The couple made the decision to gift the work to the Hepworth after a 2015 visit to the museum, which is named after artist Barbara Hepworth and is celebrating its fifth anniversary.
“I was amazed by David Chipperfield’s remarkable building with its sequence of ten beautifully-lit gallery spaces, and I realized that it would be the perfect home for my collection,” said Sayer, who describes himself as an “art-oholic,” in a statement. He hopes his generosity will inspire other collectors to give to the country’s regional public institutions.
Despite including work from blue-chip artists like Henry Moore, Anthony Caro, Gerhard Richter, and Bridget Riley, the Sayer collection does not contain a single piece that cost more than more than £7,000 (about $10,000), according to the Telegraph.
The paper calls the donation “one of the largest bequests to any regional British museum in history.” Though the bequest will only take effect following Sayer’s death, a selection of 100 pieces from the collection will go on view at the museum this year in “The Tim Sayer Bequest: A Private Collection Revealed” (April 30–October 9, 2016).
The collection’s public debut will reference its crowded domestic origins in what should be a dramatic departure from the typical “white cube” art show presentation. The couple’s walls are completely covered in artwork, including the slanted ceiling above the stairs, and one of their doors was so weighed down with pictures that the overburdened hinges snapped.

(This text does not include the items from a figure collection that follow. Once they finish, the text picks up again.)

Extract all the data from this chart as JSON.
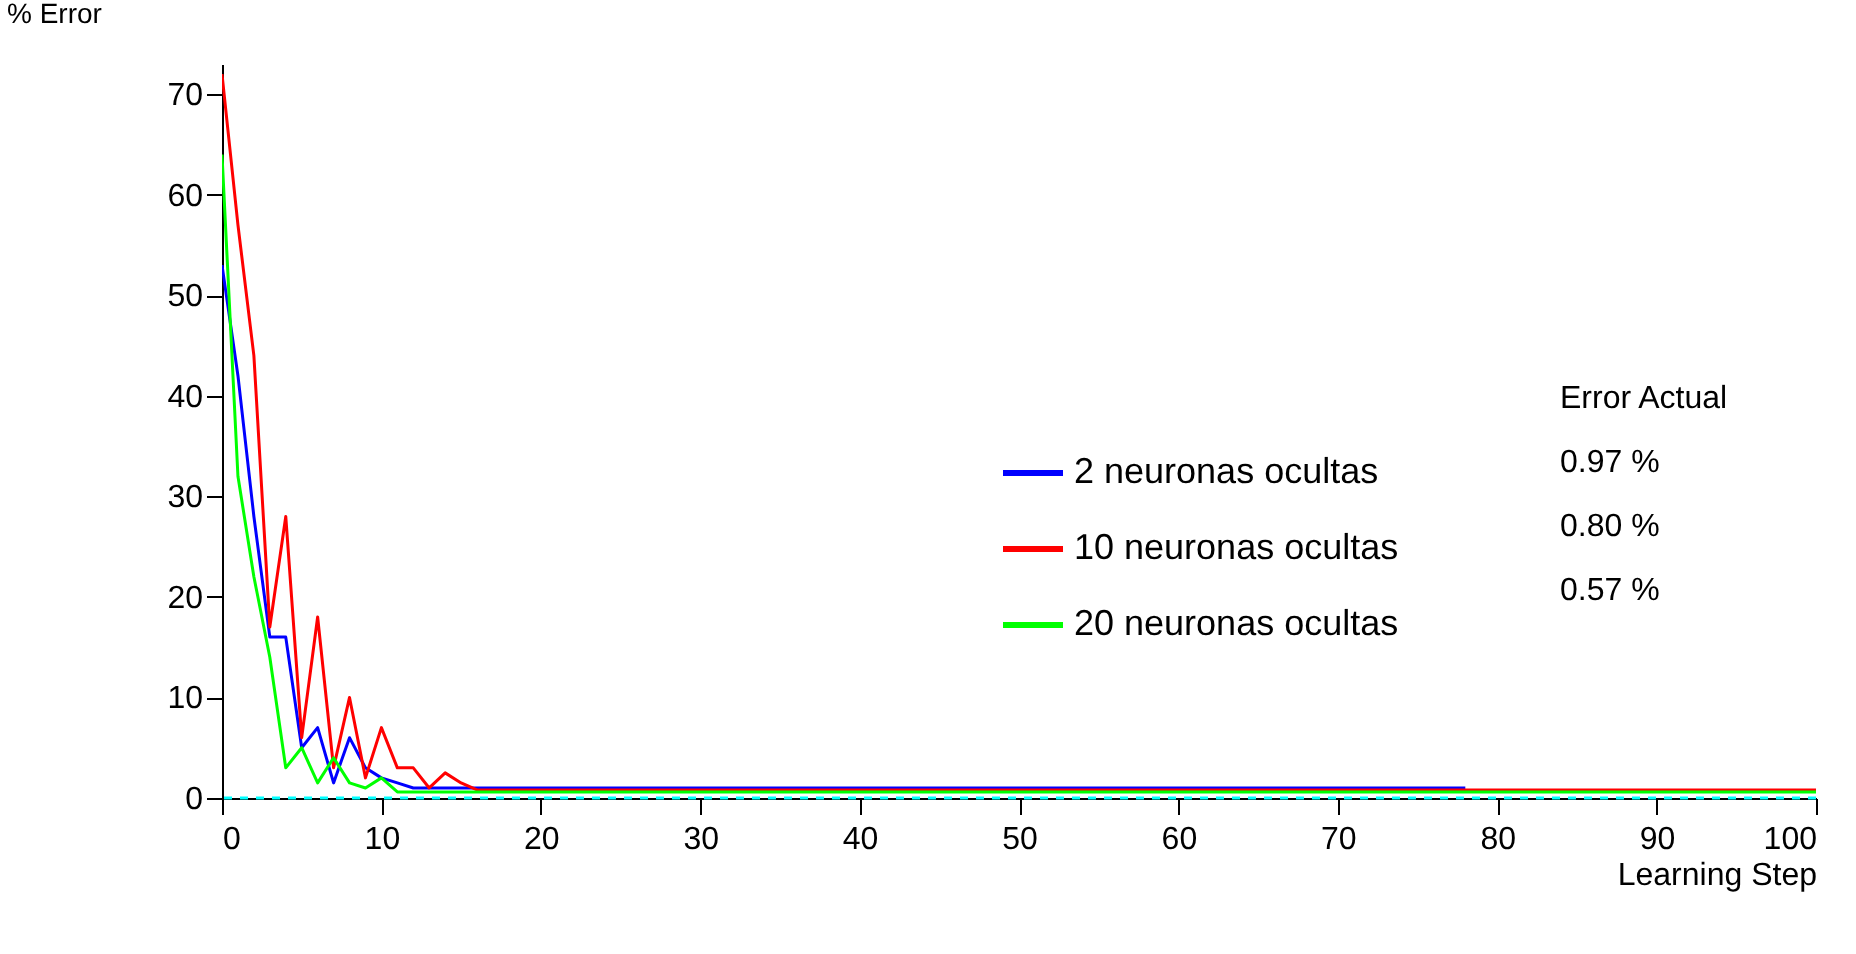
{
  "chart_data": {
    "type": "line",
    "xlabel": "Learning Step",
    "ylabel": "% Error",
    "legend_title": "Error Actual",
    "xlim": [
      0,
      100
    ],
    "ylim": [
      0,
      73
    ],
    "xticks": [
      0,
      10,
      20,
      30,
      40,
      50,
      60,
      70,
      80,
      90,
      100
    ],
    "yticks": [
      0,
      10,
      20,
      30,
      40,
      50,
      60,
      70
    ],
    "grid": false,
    "legend": "right",
    "marker": "none",
    "line_style": "solid",
    "series": [
      {
        "name": "2 neuronas ocultas",
        "color": "#0000ff",
        "x": [
          0,
          1,
          2,
          3,
          4,
          5,
          6,
          7,
          8,
          9,
          10,
          11,
          12,
          13,
          78
        ],
        "values": [
          53,
          42,
          28,
          16,
          16,
          5,
          7,
          1.5,
          6,
          3,
          2,
          1.5,
          1,
          1,
          1
        ]
      },
      {
        "name": "10 neuronas ocultas",
        "color": "#ff0000",
        "x": [
          0,
          1,
          2,
          3,
          4,
          5,
          6,
          7,
          8,
          9,
          10,
          11,
          12,
          13,
          14,
          15,
          16,
          100
        ],
        "values": [
          72,
          57,
          44,
          17,
          28,
          6,
          18,
          3,
          10,
          2,
          7,
          3,
          3,
          1,
          2.5,
          1.5,
          0.8,
          0.8
        ]
      },
      {
        "name": "20 neuronas ocultas",
        "color": "#00ff00",
        "x": [
          0,
          1,
          2,
          3,
          4,
          5,
          6,
          7,
          8,
          9,
          10,
          11,
          100
        ],
        "values": [
          64,
          32,
          22,
          14,
          3,
          5,
          1.5,
          4,
          1.5,
          1,
          2,
          0.6,
          0.6
        ]
      }
    ],
    "ref_lines": [
      {
        "axis": "y",
        "value": 0,
        "color": "#00ffff",
        "line_style": "dashed"
      }
    ],
    "annotations": [
      "0.97 %",
      "0.80 %",
      "0.57 %"
    ]
  }
}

“I have never shown my collection in public before, and it is quite a daunting proposition,” wrote Sayer in an e-mail to artnet News. “I wake up in the middle of the night wondering where everything will be hung in the Hepworth and whether we have selected enough works.”
“I’m sure the house will feel very odd, once all the work has gone,” he added. “Luckily, a couple of artist friends have offered to lend me some of their own paintings for six months.”